注意：此代码将在您的 routes.php 文件中

In my BaseController I have this:

在我的 BaseController 中，我有这个：

public function __construct()
{
    $this->beforeFilter('csrf', array('on' => array('post', 'delete', 'put')));
    $this->beforeFilter('ajax', array('on' => array('delete', 'put')));
}

Having such App::beforefilter is an interesting approach but I don't know which is better?

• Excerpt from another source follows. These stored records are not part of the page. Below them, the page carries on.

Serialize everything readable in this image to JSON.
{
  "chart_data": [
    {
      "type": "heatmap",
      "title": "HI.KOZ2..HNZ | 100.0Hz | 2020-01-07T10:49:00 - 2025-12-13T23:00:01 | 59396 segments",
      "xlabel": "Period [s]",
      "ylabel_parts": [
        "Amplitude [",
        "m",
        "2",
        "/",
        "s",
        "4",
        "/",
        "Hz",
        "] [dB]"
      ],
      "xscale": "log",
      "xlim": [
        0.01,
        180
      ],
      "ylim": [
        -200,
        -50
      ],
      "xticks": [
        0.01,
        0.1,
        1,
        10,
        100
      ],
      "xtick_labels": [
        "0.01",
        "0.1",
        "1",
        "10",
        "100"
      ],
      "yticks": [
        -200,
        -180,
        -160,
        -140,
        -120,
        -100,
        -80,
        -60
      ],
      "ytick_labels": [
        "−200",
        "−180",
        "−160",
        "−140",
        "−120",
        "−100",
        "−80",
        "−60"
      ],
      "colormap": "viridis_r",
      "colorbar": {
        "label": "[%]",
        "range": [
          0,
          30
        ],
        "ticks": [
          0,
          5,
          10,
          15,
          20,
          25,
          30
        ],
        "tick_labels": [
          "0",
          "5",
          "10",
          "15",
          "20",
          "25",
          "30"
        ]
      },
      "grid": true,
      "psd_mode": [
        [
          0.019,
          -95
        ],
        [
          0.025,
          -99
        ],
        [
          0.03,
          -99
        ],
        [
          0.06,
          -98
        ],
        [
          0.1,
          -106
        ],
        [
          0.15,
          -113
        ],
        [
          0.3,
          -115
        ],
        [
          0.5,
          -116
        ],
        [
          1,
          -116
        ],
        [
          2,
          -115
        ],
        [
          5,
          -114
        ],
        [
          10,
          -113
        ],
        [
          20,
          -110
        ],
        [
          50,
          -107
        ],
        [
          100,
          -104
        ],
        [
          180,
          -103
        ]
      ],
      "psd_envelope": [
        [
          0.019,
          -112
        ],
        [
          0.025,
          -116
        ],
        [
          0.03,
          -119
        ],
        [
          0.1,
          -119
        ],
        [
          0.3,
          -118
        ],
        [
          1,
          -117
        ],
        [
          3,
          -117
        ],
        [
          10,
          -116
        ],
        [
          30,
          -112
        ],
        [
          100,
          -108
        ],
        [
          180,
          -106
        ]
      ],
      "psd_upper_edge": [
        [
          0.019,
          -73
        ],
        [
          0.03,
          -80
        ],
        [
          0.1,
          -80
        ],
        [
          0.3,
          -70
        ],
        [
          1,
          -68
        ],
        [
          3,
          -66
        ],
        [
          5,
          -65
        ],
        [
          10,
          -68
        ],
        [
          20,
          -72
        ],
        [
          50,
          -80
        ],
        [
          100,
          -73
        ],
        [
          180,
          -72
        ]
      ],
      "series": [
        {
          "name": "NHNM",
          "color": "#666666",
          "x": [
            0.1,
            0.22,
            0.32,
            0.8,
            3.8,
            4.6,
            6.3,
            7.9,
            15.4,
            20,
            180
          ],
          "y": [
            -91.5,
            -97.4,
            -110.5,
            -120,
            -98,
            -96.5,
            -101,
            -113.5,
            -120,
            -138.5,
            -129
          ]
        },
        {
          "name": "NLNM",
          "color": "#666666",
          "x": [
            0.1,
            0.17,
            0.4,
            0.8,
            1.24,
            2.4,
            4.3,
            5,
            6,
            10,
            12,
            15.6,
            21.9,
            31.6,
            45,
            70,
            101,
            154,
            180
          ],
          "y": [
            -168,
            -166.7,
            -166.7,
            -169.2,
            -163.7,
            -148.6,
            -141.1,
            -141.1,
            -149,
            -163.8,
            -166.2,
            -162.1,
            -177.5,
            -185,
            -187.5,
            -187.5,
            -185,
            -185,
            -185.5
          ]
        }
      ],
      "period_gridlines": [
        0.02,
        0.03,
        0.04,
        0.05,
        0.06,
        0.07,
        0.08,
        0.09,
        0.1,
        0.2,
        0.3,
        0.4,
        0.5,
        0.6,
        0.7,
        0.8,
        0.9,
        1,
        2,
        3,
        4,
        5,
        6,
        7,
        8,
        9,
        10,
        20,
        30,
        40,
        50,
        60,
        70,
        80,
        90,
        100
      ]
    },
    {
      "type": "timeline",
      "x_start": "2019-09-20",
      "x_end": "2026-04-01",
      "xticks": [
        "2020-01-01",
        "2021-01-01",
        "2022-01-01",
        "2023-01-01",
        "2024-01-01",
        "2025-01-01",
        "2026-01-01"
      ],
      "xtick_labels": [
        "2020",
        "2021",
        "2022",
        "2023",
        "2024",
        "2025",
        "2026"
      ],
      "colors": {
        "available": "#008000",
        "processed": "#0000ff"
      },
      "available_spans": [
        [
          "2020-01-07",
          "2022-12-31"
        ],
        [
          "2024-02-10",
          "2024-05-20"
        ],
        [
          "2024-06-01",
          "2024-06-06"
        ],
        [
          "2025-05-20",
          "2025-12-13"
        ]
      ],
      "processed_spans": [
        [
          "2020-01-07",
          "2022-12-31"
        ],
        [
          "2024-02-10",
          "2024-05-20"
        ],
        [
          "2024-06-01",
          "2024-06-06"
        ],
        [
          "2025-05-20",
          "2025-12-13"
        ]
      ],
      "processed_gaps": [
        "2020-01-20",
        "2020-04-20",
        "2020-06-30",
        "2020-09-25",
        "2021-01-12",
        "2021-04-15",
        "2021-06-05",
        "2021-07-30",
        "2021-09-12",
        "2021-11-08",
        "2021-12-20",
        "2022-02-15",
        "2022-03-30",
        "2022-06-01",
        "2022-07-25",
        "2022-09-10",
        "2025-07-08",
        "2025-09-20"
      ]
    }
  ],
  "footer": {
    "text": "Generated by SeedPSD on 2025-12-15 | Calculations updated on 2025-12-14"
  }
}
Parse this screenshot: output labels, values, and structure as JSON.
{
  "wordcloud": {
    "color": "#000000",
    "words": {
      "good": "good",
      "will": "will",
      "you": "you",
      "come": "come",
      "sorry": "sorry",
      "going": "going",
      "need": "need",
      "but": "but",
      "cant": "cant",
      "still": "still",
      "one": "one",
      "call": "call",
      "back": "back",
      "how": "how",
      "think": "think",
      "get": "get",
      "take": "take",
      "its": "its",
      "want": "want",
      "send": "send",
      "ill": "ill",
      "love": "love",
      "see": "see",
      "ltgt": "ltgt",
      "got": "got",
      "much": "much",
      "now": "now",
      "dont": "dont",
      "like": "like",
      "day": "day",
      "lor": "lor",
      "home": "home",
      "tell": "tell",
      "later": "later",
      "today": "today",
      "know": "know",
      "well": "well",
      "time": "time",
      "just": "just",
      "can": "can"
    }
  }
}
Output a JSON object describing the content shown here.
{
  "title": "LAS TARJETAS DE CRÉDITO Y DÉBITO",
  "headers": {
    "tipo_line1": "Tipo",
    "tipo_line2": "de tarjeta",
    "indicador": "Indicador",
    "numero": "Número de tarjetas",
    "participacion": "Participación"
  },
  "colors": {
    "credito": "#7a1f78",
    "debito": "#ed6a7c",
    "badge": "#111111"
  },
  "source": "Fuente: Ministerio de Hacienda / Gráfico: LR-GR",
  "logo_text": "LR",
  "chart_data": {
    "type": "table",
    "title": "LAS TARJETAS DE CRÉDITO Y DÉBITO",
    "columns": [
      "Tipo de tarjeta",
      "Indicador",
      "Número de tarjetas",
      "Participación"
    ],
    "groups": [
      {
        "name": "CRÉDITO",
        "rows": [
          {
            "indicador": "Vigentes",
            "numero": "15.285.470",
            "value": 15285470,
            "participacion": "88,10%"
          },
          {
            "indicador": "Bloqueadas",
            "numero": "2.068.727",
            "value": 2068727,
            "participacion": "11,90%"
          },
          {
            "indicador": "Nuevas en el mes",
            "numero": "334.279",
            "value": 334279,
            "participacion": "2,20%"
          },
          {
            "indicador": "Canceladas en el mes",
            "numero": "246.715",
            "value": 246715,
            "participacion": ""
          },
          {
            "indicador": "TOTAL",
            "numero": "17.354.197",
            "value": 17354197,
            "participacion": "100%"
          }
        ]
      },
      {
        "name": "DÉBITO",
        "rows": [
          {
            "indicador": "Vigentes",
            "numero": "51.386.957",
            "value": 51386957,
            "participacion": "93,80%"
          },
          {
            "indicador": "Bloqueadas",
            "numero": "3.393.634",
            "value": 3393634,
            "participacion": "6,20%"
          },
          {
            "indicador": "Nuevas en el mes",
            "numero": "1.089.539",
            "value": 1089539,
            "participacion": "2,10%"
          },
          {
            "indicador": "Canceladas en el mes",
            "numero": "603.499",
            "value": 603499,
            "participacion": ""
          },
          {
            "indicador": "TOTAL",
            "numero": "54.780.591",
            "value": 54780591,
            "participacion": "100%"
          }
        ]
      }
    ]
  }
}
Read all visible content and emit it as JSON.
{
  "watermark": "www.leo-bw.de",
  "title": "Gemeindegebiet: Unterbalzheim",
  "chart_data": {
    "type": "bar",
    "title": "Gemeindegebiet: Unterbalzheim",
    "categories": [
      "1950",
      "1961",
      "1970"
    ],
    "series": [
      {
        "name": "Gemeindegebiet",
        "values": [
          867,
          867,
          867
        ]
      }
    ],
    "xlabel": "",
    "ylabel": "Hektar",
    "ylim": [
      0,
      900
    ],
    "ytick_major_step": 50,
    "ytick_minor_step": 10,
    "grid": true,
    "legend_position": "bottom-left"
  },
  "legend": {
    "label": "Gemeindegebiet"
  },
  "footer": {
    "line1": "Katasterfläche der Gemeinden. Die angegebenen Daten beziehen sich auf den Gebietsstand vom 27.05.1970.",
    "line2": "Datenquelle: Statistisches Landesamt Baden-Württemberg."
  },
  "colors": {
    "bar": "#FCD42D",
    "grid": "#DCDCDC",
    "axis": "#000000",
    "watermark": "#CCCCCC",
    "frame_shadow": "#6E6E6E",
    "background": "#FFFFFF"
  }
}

拥有这样的App::before过滤器是一种有趣的方法，但我不知道哪个更好？

For some reason putting

出于某种原因把

$this->beforeFilter('csrf', array('on' => array('post', 'delete', 'put')));

into BaseController.php didn't work for me; I did the test with fake tokens. So i came with the following solution:

进入 BaseController.php 对我不起作用；我用假令牌进行了测试。所以我提出了以下解决方案：

routes.php:

路线.php：

Route::group(array('before' => 'csrf'), function() {
    Route::resource('areas', 'AreaController');
    Route::resource('usuarios', 'UsuarioController');
    // ... more stuff
});

filters.php (csrf filter section):

过滤器.php（csrf过滤器部分）：

Route::filter('csrf', function()
{
    if ($_SERVER['REQUEST_METHOD'] === 'POST' || $_SERVER['REQUEST_METHOD'] === 'PUT') {
        if (Session::token() != Input::get('_token'))
        {
            throw new Illuminate\Session\TokenMismatchException;
        }
    }
});

That did the trick for me.

那对我有用。

This will allow you to apply CSRF to all forms across all pages of your app

这将允许您将 CSRF 应用于应用程序所有页面的所有表单

App::before(function($request)
{
    if ($request->getMethod() === 'POST') {
        Route::callRouteFilter('csrf', [], '', $request);
    }
});

Note: 'post' is the HTTP POST verb - so it will cover Laravel post, put, delete requests etc.

注意：'post' 是 HTTP POST 动词 - 因此它将涵盖 Laravel 的 post、put、delete 请求等。

Simply add this to the BaseController.

只需将此添加到BaseController.

// Be sure to call parent::__construct() when needed
public function __construct()
{
    // Perform CSRF check on all post/put/patch/delete requests
    $this->beforeFilter('csrf', array('on' => array('post', 'put', 'patch', 'delete')));
}

This add the CSRF filter to all post, put, patch and delete request.

这将 CSRF 过滤器添加到所有 post、put、patch 和 delete 请求。

The code you provided only creates the filter. You still need to use it in either your ROUTER or CONTROLLER (even in the basecontroller if need be).

您提供的代码仅创建过滤器。您仍然需要在您的路由器或控制器中使用它（如果需要，甚至在基本控制器中）。

In my opinion, using the filter in your ROUTES is the best place to use it.

在我看来，在你的 ROUTES 中使用过滤器是最好的使用它的地方。